Schmoke wants to draw more veterans to UB

Daily Record Business Writer//April 14, 2015

Schmoke wants to draw more veterans to UB

By Daniel Leaderman

//Daily Record Business Writer

//April 14, 2015

Former mayor and current University of Baltimore President Kurt L. Schmoke wants the school to appeal to more military veterans.

Many people who went into the military expecting to have 20-year careers are being discharged sooner than expected due to downsizing, said Schmoke, whose formal investiture as university president is scheduled for Tuesday.

Many of those veterans will want to go back to school, and the university is planning to make itself as inviting as possible for them.

“We think we’re a perfect fit for those folks,” Schmoke said. “[They’re] more comfortable in a classroom with a wide range of ages.”

The average age for undergraduates at the university is 28, so veterans returning to or just beginning their college educations won’t find themselves in classes dominated by 18-year-olds, Schmoke said.

There’s also a support structure in place at the university that specifically caters to former military members.

Two years ago, university alum Bob Parsons, a Vietnam veteran and founder of, made a three-year, $1 million grant to fund a veterans center on the university’s campus, said Frank LePage, coordinator of the veterans center.

About 240 of the university’s 6,400 students are self-identified veterans receiving post-9/11 GI benefits, LePage said.
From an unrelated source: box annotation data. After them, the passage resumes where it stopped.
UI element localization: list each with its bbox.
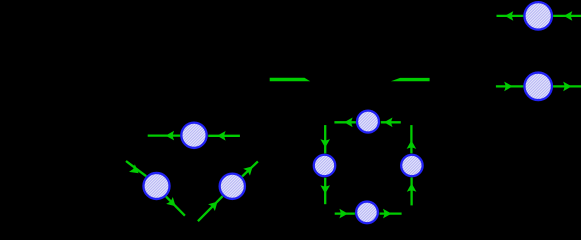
- molecule Dleft: [314, 155, 336, 177]
- bar left (tapered right end): [270, 78, 311, 82]
- arrowhead down-right (T2 upper arrow): [129, 164, 142, 177]
- wire: arrow shaft below molecule Dright: [410, 178, 412, 206]
- molecule T1: [181, 123, 206, 148]
- wire: arrow shaft left of molecule Dtop: [334, 121, 356, 123]
- wire: arrow shaft right of molecule R2: [553, 85, 581, 87]
- molecule R1: [524, 2, 552, 30]
- arrowhead up-right (T3 lower arrow): [208, 198, 221, 211]
- molecule T2: [143, 173, 169, 199]
- arrowhead left (T1 right arrow): [217, 131, 226, 141]
- arrowhead down (Dleft lower arrow): [320, 185, 330, 194]
- wire: arrow shaft below molecule Dleft: [324, 178, 326, 204]
- wire: arrow shaft upper-right of molecule T3: [242, 161, 258, 176]
- arrowhead up-right (T3 upper arrow): [243, 163, 256, 176]
- arrowhead left (Dtop right arrow): [384, 118, 393, 128]
- arrowhead up (Dright lower arrow): [407, 183, 417, 192]
- bar right (tapered left end): [391, 78, 430, 81]
- molecule Dbottom: [356, 202, 378, 224]
- arrowhead up (Dright upper arrow): [407, 140, 417, 149]
- arrowhead down-right (T2 lower arrow): [166, 197, 179, 210]
- molecule Dright: [401, 155, 423, 177]
- wire: arrow shaft right of molecule R1: [553, 15, 581, 17]
- wire: arrow shaft lower-left of molecule T3: [198, 196, 223, 221]
- arrowhead right (R2 left arrow): [504, 82, 513, 92]
- molecule R2: [524, 73, 552, 101]
- wire: arrow shaft lower-right of molecule T2: [166, 196, 185, 215]
- arrowhead down (Dleft upper arrow): [320, 139, 330, 148]
- arrowhead left (T1 left arrow): [166, 131, 175, 141]
- molecule T3: [220, 174, 245, 199]
- molecule Dtop: [357, 111, 379, 133]
- arrowhead right (R2 right arrow): [563, 82, 572, 92]
- arrowhead left (Dtop left arrow): [344, 118, 353, 128]
- arrowhead right (Dbottom left arrow): [339, 209, 348, 219]
- wire: arrow shaft upper-left of molecule T2: [126, 161, 146, 176]
- wire: arrow shaft left of molecule Dbottom: [335, 212, 355, 214]
- wire: arrow shaft above molecule Dleft: [324, 125, 326, 153]
- wire: arrow shaft left of molecule R1: [497, 15, 524, 17]
- wire: arrow shaft above molecule Dright: [410, 125, 412, 153]
- wire: arrow shaft left of molecule R2: [496, 85, 524, 87]
- arrowhead left (R1 right arrow): [564, 11, 573, 21]
- wire: arrow shaft right of molecule Dtop: [381, 121, 401, 123]
- wire: arrow shaft right of molecule T1: [208, 135, 240, 137]
- wire: arrow shaft left of molecule T1: [148, 134, 181, 136]
- arrowhead right (Dbottom right arrow): [383, 209, 392, 219]
- arrowhead left (R1 left arrow): [505, 11, 514, 21]
- wire: arrow shaft right of molecule Dbottom: [380, 212, 402, 214]
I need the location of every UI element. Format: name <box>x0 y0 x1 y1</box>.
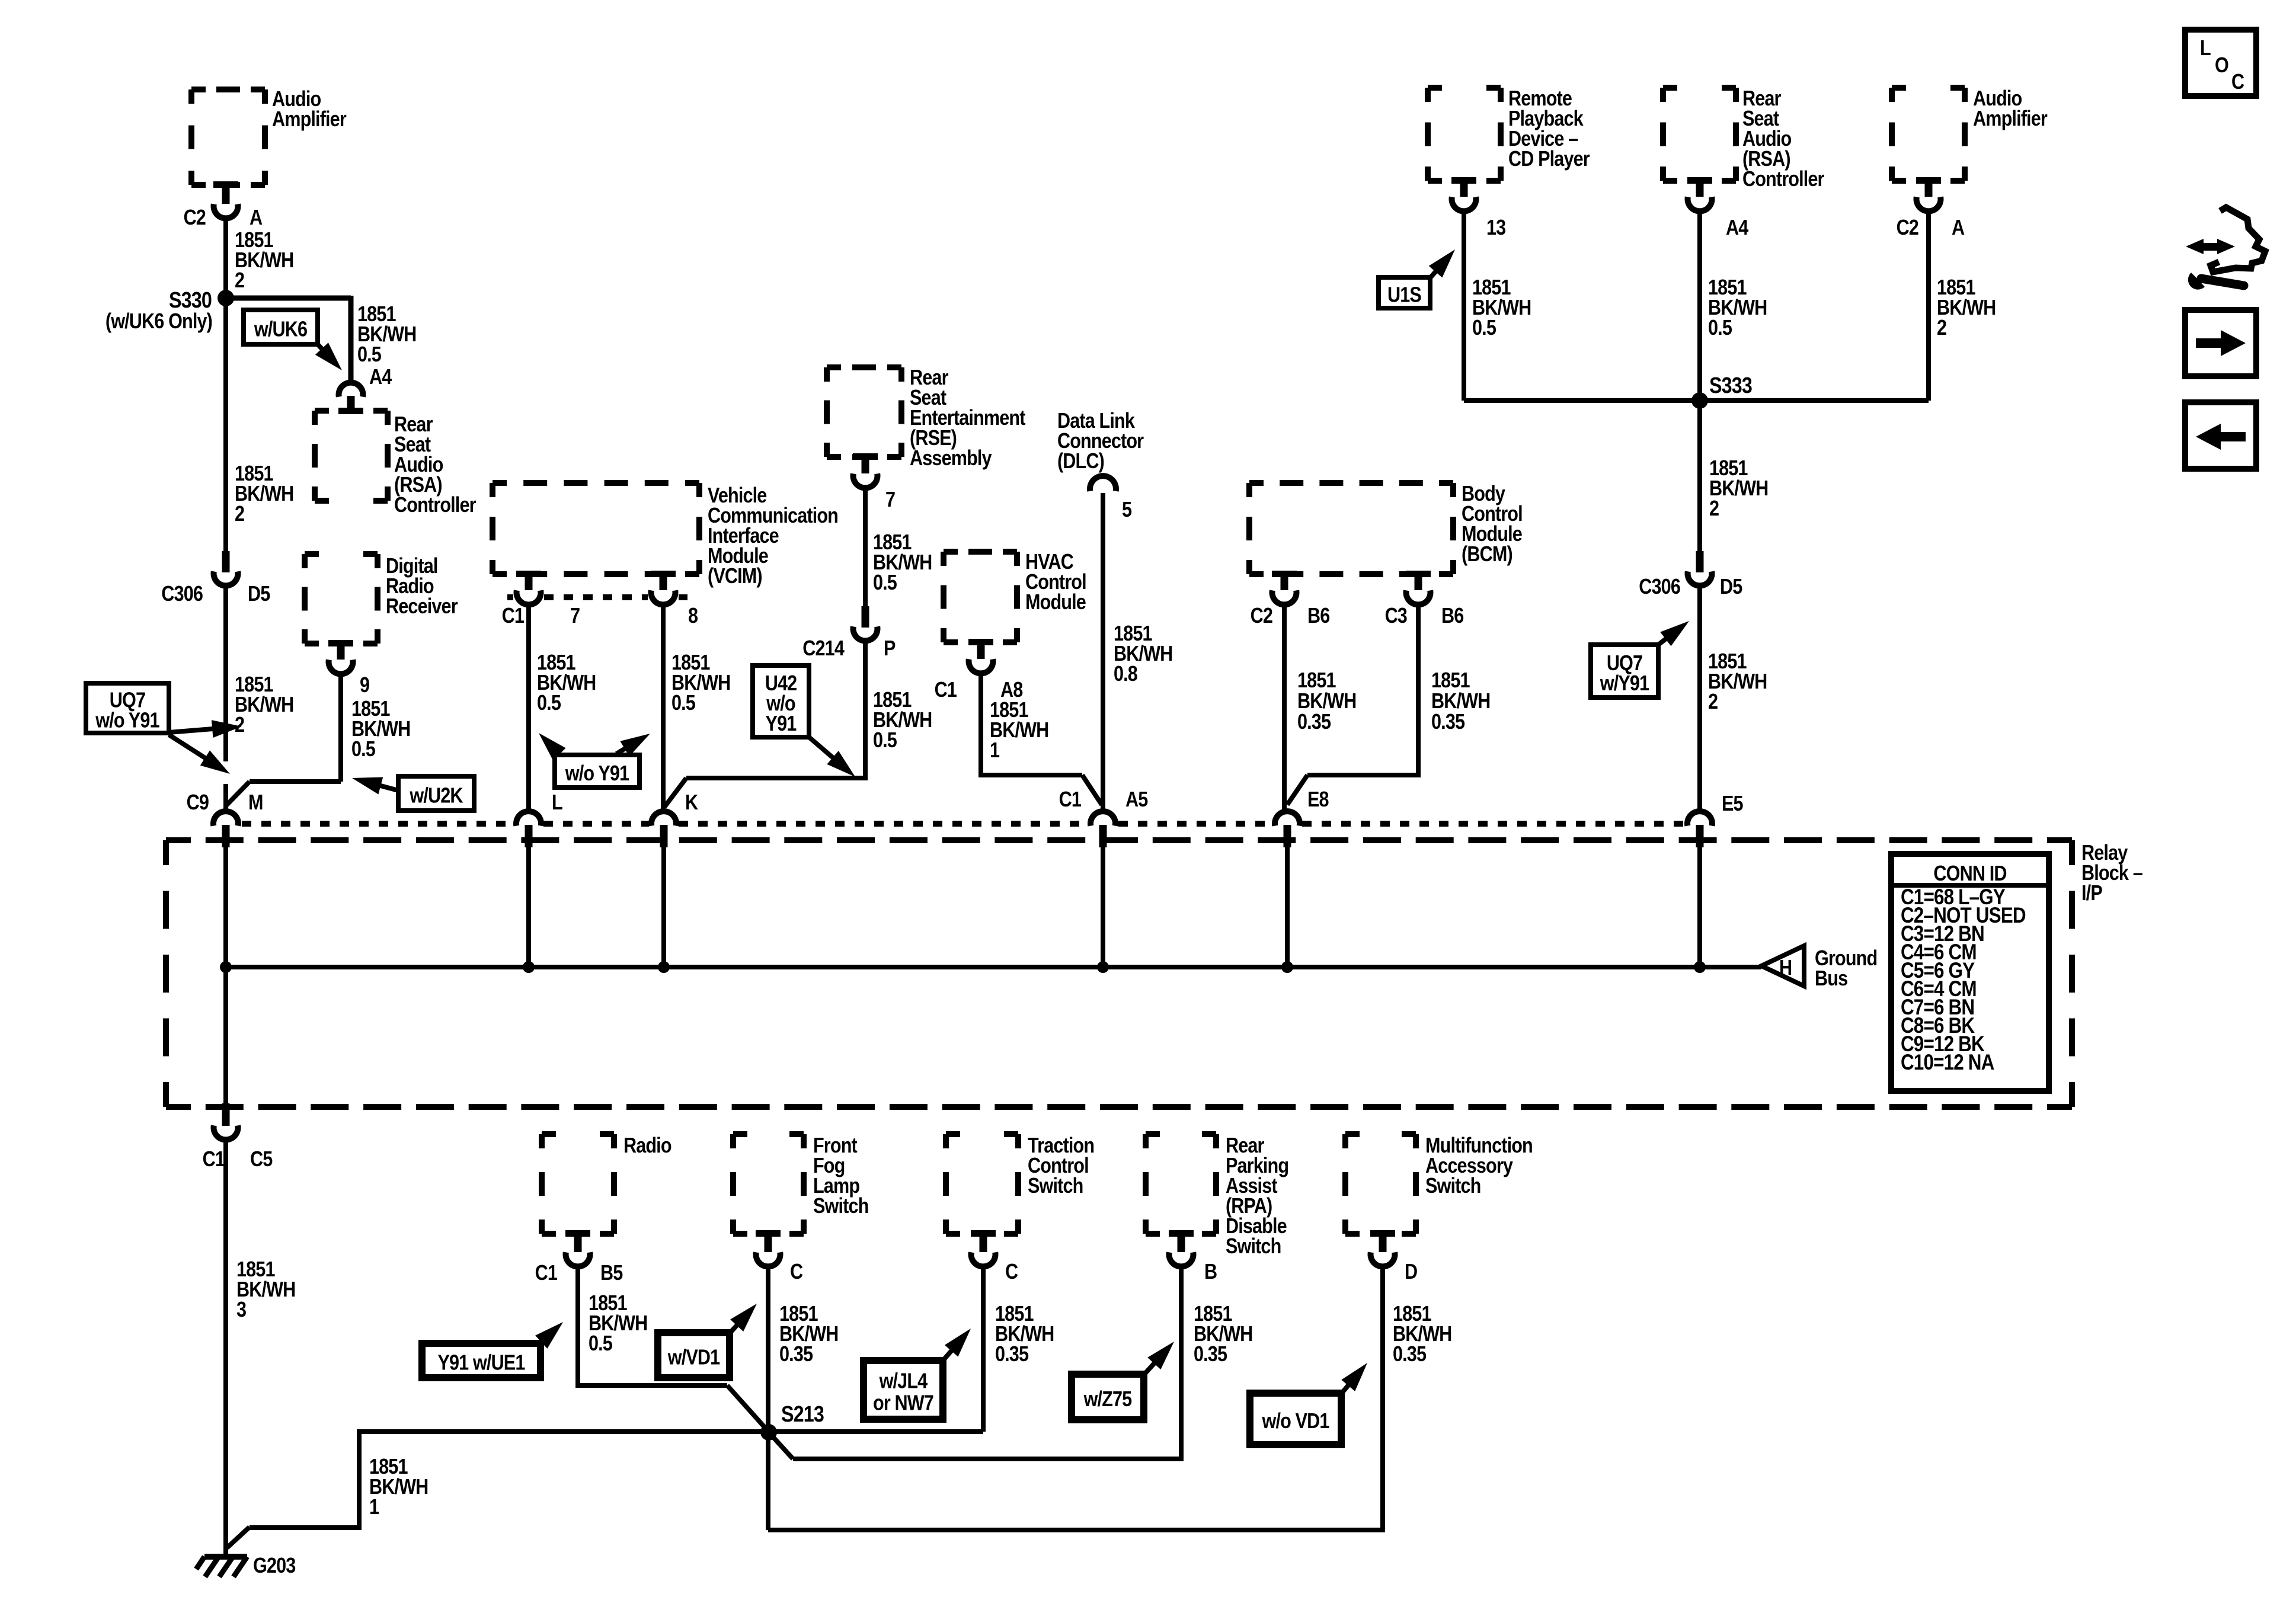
pin label C5 <box>250 1148 273 1172</box>
arrow UQ7 w/Y91 to wire <box>1658 621 1689 646</box>
svg-text:A4: A4 <box>1726 216 1749 240</box>
svg-text:Amplifier: Amplifier <box>272 108 347 132</box>
wire: S330 branch to A4 <box>226 296 351 382</box>
wire label 1851 BK/WH 0.5 (RSA top) <box>1708 276 1767 340</box>
CONN ID header rule <box>1891 883 2049 888</box>
arrow w/JL4 to traction wire <box>943 1329 971 1361</box>
wire: E5 to bus <box>1697 846 1702 967</box>
svg-text:D: D <box>1405 1260 1417 1284</box>
go-left legend box <box>2185 402 2256 469</box>
svg-text:w/Y91: w/Y91 <box>1600 672 1649 696</box>
svg-text:C214: C214 <box>802 637 845 661</box>
connector C2 pin A (left audio amp) <box>213 181 238 218</box>
svg-text:w/o Y91: w/o Y91 <box>95 709 159 732</box>
svg-text:0.5: 0.5 <box>873 729 897 753</box>
pin label E8 <box>1307 788 1329 812</box>
arrow U1S to wire <box>1429 249 1455 278</box>
svg-text:Y91: Y91 <box>766 712 797 736</box>
wire: C1-C5 down to G203 <box>223 1141 228 1555</box>
svg-text:I/P: I/P <box>2081 882 2102 905</box>
arrow w/o VD1 to multifunction wire <box>1341 1363 1367 1394</box>
option label box Y91 w/UE1 <box>422 1343 541 1378</box>
svg-text:or NW7: or NW7 <box>873 1391 933 1415</box>
wire label 1851 BK/WH 0.5 (radio) <box>589 1292 647 1356</box>
wire label 1851 BK/WH 0.8 (DLC) <box>1114 622 1172 686</box>
svg-text:Controller: Controller <box>394 494 476 517</box>
connector L (relay block) <box>516 811 541 847</box>
svg-text:Module: Module <box>1025 591 1086 614</box>
component box: Radio <box>542 1134 614 1234</box>
pin label B6 left <box>1307 604 1330 628</box>
svg-text:0.5: 0.5 <box>1708 316 1732 340</box>
pin label 8 (VCIM) <box>688 604 698 628</box>
wire: right amp down to S333 level <box>1926 213 1931 401</box>
svg-text:0.35: 0.35 <box>779 1343 813 1366</box>
pin label C (traction) <box>1005 1260 1018 1284</box>
option label box w/Z75 <box>1072 1374 1144 1420</box>
svg-text:A: A <box>250 206 263 230</box>
pin label C1 (radio) <box>535 1262 558 1285</box>
junction dot L-bus <box>523 961 535 973</box>
pin label C3 (BCM) <box>1385 604 1408 628</box>
svg-text:Switch: Switch <box>1028 1174 1083 1198</box>
connector DLC pin 5 <box>1090 476 1116 491</box>
pin label 7 (VCIM) <box>570 604 580 628</box>
wire: ground branch to S213 <box>227 1432 765 1548</box>
option label box w/o VD1 <box>1250 1393 1341 1445</box>
svg-text:0.35: 0.35 <box>1431 710 1464 734</box>
go-left arrow <box>2196 424 2246 450</box>
label S330 <box>169 288 212 313</box>
pin label A4 (left RSA) <box>369 366 392 389</box>
arrow w/VD1 to fog wire <box>730 1304 757 1333</box>
pin label C2 (right) <box>1897 216 1919 240</box>
inline connector C306 pin D5 (left) <box>214 551 238 585</box>
svg-text:0.35: 0.35 <box>995 1343 1028 1366</box>
wire: RSA A4 down to S333 <box>1697 213 1702 401</box>
wire: VCIM 7 to L <box>526 607 531 810</box>
label C306 (right) <box>1639 575 1680 599</box>
svg-text:Switch: Switch <box>1226 1235 1281 1259</box>
svg-text:C: C <box>790 1260 803 1284</box>
label: VCIM <box>708 484 838 588</box>
wire: amp C2-A down to S330 <box>223 220 228 298</box>
component box: Rear Seat Audio (RSA) Controller (top) <box>1663 88 1736 181</box>
pin label C1 (A5) <box>1059 788 1082 812</box>
label: Remote Playback Device - CD Player <box>1508 87 1590 171</box>
connector RSA pin A4 (top) <box>1687 177 1712 211</box>
option label box w/VD1 <box>658 1333 730 1378</box>
component box: Vehicle Communication Interface Module (VCIM) <box>493 483 699 574</box>
pin label D (multifunction) <box>1405 1260 1417 1284</box>
arrow w/U2K to wire <box>352 777 398 795</box>
LOC legend box <box>2185 30 2256 96</box>
connector A5 (relay block) <box>1091 811 1115 847</box>
svg-text:2: 2 <box>1937 316 1946 340</box>
svg-text:0.8: 0.8 <box>1114 662 1137 686</box>
svg-text:0.5: 0.5 <box>537 692 561 715</box>
svg-text:C5: C5 <box>250 1148 273 1172</box>
svg-text:C: C <box>2231 71 2244 94</box>
svg-text:w/o Y91: w/o Y91 <box>565 762 629 786</box>
arrow Y91 w/UE1 to radio wire <box>535 1322 563 1349</box>
vehicle icon with arrows and wrench <box>2186 207 2265 290</box>
svg-text:H: H <box>1779 956 1792 980</box>
pin label 9 <box>360 674 369 697</box>
label: HVAC Control Module <box>1025 550 1086 614</box>
wire: E8 to bus <box>1285 846 1290 967</box>
svg-text:Bus: Bus <box>1815 967 1848 991</box>
connector C2 pin A (right audio amp) <box>1916 177 1941 211</box>
svg-text:BK/WH: BK/WH <box>1431 690 1490 713</box>
pin label C1 (bottom) <box>203 1148 225 1172</box>
pin label C1 (HVAC) <box>935 678 957 702</box>
label D5 (right) <box>1720 575 1742 599</box>
wire label 1851 BK/WH 2 (top left) <box>235 229 293 293</box>
svg-text:0.5: 0.5 <box>1472 316 1496 340</box>
svg-text:0.5: 0.5 <box>671 692 695 715</box>
arrow from w/UK6 to A4 wire <box>315 343 342 370</box>
label: RSA Controller (top) <box>1742 87 1824 191</box>
connector C9 pin M (relay block) <box>213 811 238 847</box>
svg-text:S333: S333 <box>1709 373 1752 398</box>
label S333 <box>1709 373 1752 398</box>
pin label B6 right <box>1441 604 1464 628</box>
label: Data Link Connector (DLC) <box>1057 409 1144 473</box>
svg-text:Switch: Switch <box>1425 1174 1480 1198</box>
svg-text:C1: C1 <box>935 678 957 702</box>
CONN ID table box <box>1891 854 2049 1091</box>
pin label B (RPA) <box>1204 1260 1217 1284</box>
wire label 1851 BK/WH 0.5 (C214-P) <box>873 689 932 753</box>
wire: M to ground bus <box>223 846 228 967</box>
wire: CD 13 down to S333 level <box>1462 213 1466 401</box>
wire label 1851 BK/WH 2 (below S333) <box>1709 457 1768 521</box>
svg-text:0.35: 0.35 <box>1194 1343 1227 1366</box>
svg-text:A4: A4 <box>369 366 392 389</box>
wire: S333 down to C306 (right) <box>1697 401 1702 552</box>
wire label 1851 BK/WH 0.35 (BCM C3) <box>1431 669 1490 734</box>
pin label C (fog) <box>790 1260 803 1284</box>
label G203 <box>253 1554 296 1578</box>
wire label 1851 BK/WH 2 (E5) <box>1708 650 1767 714</box>
wire: C306 to E5 <box>1697 587 1702 810</box>
junction dot A5-bus <box>1097 961 1109 973</box>
pin label P <box>884 637 896 661</box>
svg-text:7: 7 <box>570 604 580 628</box>
ground G203 symbol <box>196 1557 247 1577</box>
component box: HVAC Control Module <box>944 552 1017 642</box>
component box: Traction Control Switch <box>946 1134 1018 1234</box>
go-right legend box <box>2185 310 2256 376</box>
svg-text:2: 2 <box>235 269 244 293</box>
wire: bus down to C1-C5 <box>223 967 228 1105</box>
label: BCM <box>1462 482 1523 566</box>
wire label 1851 BK/WH 0.5 (digital radio) <box>351 697 410 761</box>
label D5 (left) <box>248 582 270 606</box>
label Relay Block - I/P <box>2081 841 2142 905</box>
connector RPA pin B <box>1169 1230 1194 1266</box>
ground bus line <box>226 965 1761 969</box>
svg-text:0.5: 0.5 <box>351 738 375 761</box>
svg-text:B5: B5 <box>600 1262 623 1285</box>
arrow U42 to wire <box>809 737 855 777</box>
wire: fog C to S213 <box>766 1268 770 1530</box>
svg-text:A5: A5 <box>1125 788 1148 812</box>
inline connector C214 pin P <box>853 606 878 641</box>
junction dot E5-bus <box>1694 961 1706 973</box>
svg-text:CD Player: CD Player <box>1508 148 1590 171</box>
svg-text:B6: B6 <box>1307 604 1330 628</box>
svg-text:E5: E5 <box>1722 792 1743 816</box>
connector CD pin 13 <box>1451 177 1476 211</box>
component box: Audio Amplifier (right) <box>1892 88 1965 181</box>
junction dot E8-bus <box>1281 961 1293 973</box>
svg-text:O: O <box>2215 54 2228 78</box>
connector A4 (left RSA controller) <box>338 383 363 414</box>
svg-text:(BCM): (BCM) <box>1462 543 1512 566</box>
svg-text:C1: C1 <box>535 1262 558 1285</box>
svg-text:Amplifier: Amplifier <box>1973 107 2048 131</box>
svg-text:D5: D5 <box>248 582 270 606</box>
option label box w/o Y91 <box>555 755 639 788</box>
wire label 1851 BK/WH 1 (HVAC) <box>990 699 1048 763</box>
option label box UQ7 w/Y91 <box>1591 645 1658 697</box>
component box: Rear Parking Assist (RPA) Disable Switch <box>1146 1134 1216 1234</box>
ground bus H triangle <box>1761 946 1804 986</box>
svg-text:w/JL4: w/JL4 <box>879 1369 928 1393</box>
splice S213 <box>760 1424 777 1441</box>
option label box U42 w/o Y91 <box>753 665 809 737</box>
svg-text:2: 2 <box>1708 690 1718 714</box>
svg-text:0.35: 0.35 <box>1393 1343 1426 1366</box>
connector BCM C2 pin B6 <box>1272 571 1297 604</box>
label: RSE Assembly <box>910 366 1025 470</box>
svg-text:0.5: 0.5 <box>357 343 381 367</box>
option label box w/U2K <box>398 776 474 811</box>
wire label 1851 BK/WH 0.35 (fog) <box>779 1302 838 1366</box>
option label box UQ7 w/o Y91 <box>86 683 169 733</box>
svg-text:Receiver: Receiver <box>386 595 458 619</box>
label C214 <box>802 637 845 661</box>
connector Traction pin C <box>971 1230 996 1266</box>
wire: VCIM 8 to K <box>661 607 666 810</box>
svg-text:Y91 w/UE1: Y91 w/UE1 <box>437 1351 525 1375</box>
connector Multifunction pin D <box>1370 1230 1395 1266</box>
pin label C9 <box>187 791 209 815</box>
wire label 1851 BK/WH 2 (lower left) <box>235 673 293 737</box>
label H <box>1779 956 1792 980</box>
component box: Body Control Module (BCM) <box>1249 483 1453 574</box>
component box: Remote Playback Device - CD Player <box>1428 88 1501 181</box>
svg-text:Controller: Controller <box>1742 168 1824 191</box>
pin label A (right) <box>1952 216 1965 240</box>
svg-text:7: 7 <box>885 488 895 512</box>
option label box U1S <box>1379 277 1430 308</box>
svg-text:9: 9 <box>360 674 369 697</box>
svg-text:C: C <box>1005 1260 1018 1284</box>
wire: L to bus <box>526 846 531 967</box>
svg-text:Assembly: Assembly <box>910 447 992 470</box>
pin label 7 (RSE) <box>885 488 895 512</box>
svg-text:w/o VD1: w/o VD1 <box>1262 1410 1329 1433</box>
label: Audio Amplifier (right) <box>1973 87 2048 131</box>
pin label C2 (left) <box>184 206 206 230</box>
connector HVAC C1 pin A8 <box>968 639 993 673</box>
svg-text:B: B <box>1204 1260 1217 1284</box>
pin label A4 (top) <box>1726 216 1749 240</box>
wire: S213 to traction riser <box>769 1268 983 1432</box>
arrow UQ7 to wire upper <box>169 720 242 738</box>
wire: S330 down to C306 (left) <box>223 298 228 552</box>
label Ground Bus <box>1815 947 1877 991</box>
svg-text:D5: D5 <box>1720 575 1742 599</box>
svg-text:C2: C2 <box>1251 604 1273 628</box>
svg-text:M: M <box>248 791 263 815</box>
svg-text:C1: C1 <box>1059 788 1082 812</box>
svg-text:(DLC): (DLC) <box>1057 450 1104 473</box>
svg-text:1: 1 <box>369 1496 379 1519</box>
pin label A (left) <box>250 206 263 230</box>
connector VCIM C1 pin 8 <box>651 571 676 604</box>
wire: S213 to multifunction riser <box>768 1268 1383 1530</box>
splice S330 <box>218 290 234 306</box>
wire: DLC to A5 <box>1101 493 1105 810</box>
label: RPA Disable Switch <box>1226 1134 1288 1259</box>
svg-text:Radio: Radio <box>623 1134 671 1158</box>
svg-text:G203: G203 <box>253 1554 296 1578</box>
wire: HVAC A8 to A5 <box>981 676 1102 805</box>
connector BCM C3 pin B6 <box>1406 571 1431 604</box>
wire: S213 to RPA riser <box>769 1268 1181 1459</box>
svg-text:C306: C306 <box>161 582 203 606</box>
svg-text:2: 2 <box>235 713 244 737</box>
wire: radio B5 to S213 <box>578 1268 768 1430</box>
wire label 1851 BK/WH 0.5 (CD) <box>1472 276 1531 340</box>
relay block dashed border <box>166 840 2072 1107</box>
VCIM C1 connector dotted line <box>507 594 687 600</box>
label: Digital Radio Receiver <box>386 555 458 619</box>
connector RSE pin 7 <box>853 453 878 488</box>
label (w/UK6 Only) <box>105 310 212 334</box>
option label box w/JL4 or NW7 <box>864 1361 943 1419</box>
wire: BCM C2-B6 to E8 <box>1282 607 1287 810</box>
pin label C2 (BCM) <box>1251 604 1273 628</box>
wire label 1851 BK/WH 0.5 (VCIM 7) <box>537 651 596 715</box>
pin label 13 <box>1486 216 1506 240</box>
wire label 1851 BK/WH 0.35 (RPA) <box>1194 1302 1252 1366</box>
svg-text:L: L <box>2200 37 2211 60</box>
wire: BCM C3-B6 to E8 <box>1287 607 1418 805</box>
label: Multifunction Accessory Switch <box>1425 1134 1533 1198</box>
svg-text:2: 2 <box>235 502 244 526</box>
svg-text:C1: C1 <box>203 1148 225 1172</box>
connector Fog pin C <box>756 1230 781 1266</box>
svg-text:3: 3 <box>236 1298 246 1322</box>
svg-text:C306: C306 <box>1639 575 1680 599</box>
connector Digital Radio pin 9 <box>328 640 353 674</box>
wire: digital radio 9 to M join <box>226 676 341 806</box>
svg-text:U1S: U1S <box>1387 283 1421 307</box>
label: Front Fog Lamp Switch <box>813 1134 868 1218</box>
pin label C1 (VCIM) <box>502 604 525 628</box>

Schmoke said the school could easily double its number of student veterans within about two years.

The continued draw-down of U.S. Army troops will create a “huge outpouring” of service members, many of whom will be looking to continue their education, said LePage, an Army veteran who later worked for the Department of Homeland Security.

The center’s physical location includes several computer workstations, a kitchenette and a small conference rooms where students often work on group projects, LePage said. A small staff is also on-hand to direct student veterans to other resources on campus, such as tutoring or help organizing their study habits, he said.

“They really like to come here,” LePage said. “Veterans like to have a place for them.”

In the fall, the center plans to begin offering a peer-mentoring program, which would pair incoming student veterans with students or alumni who are also veterans to serve as coaches to help the new students adjust to university life, and an academic early-alert program, which would notify officials if student veterans begin having trouble with their coursework so they can receive support, LePage said.

The center is also trying to develop an internship program for student veterans that they could hopefully translate into permanent work once they graduate, LePage said.

Parsons has indicated he’s willing to expand the veterans center, Schmoke said.

Schmoke became president of the university in July, replacing Robert L. Bogomolny, who served as president since 2002. Schmoke was mayor of Baltimore from 1987 to 1999 and dean of the Howard University School of Law from 2003 to 2012.

In addition to attracting more veterans, Schmoke said he also wants to increase the university’s endowment to $100 million by 2025, about double what it is now, and is likely to start a five-year fundraising push in 2020. The university’s leading donors include Parson and Peter G. Angelos, each of whom gave more than $1 million to the University of Baltimore Foundation in fiscal 2014, according to a foundation report.

The university has about 60,000 living alumni, and the foundation is working to identify new, major donor prospects, Schmoke said.

University officials flirted with the idea of doing away with the schools four-year undergraduate program last fall, but ultimately decided the seven-year-old program should remain.

Instead, the school should be targeting its admissions efforts to the specific programs it offers, such as its business and law schools, rather than trying to compete with schools that have a full range of programs such as the University of Maryland, College Park, Schmoke said.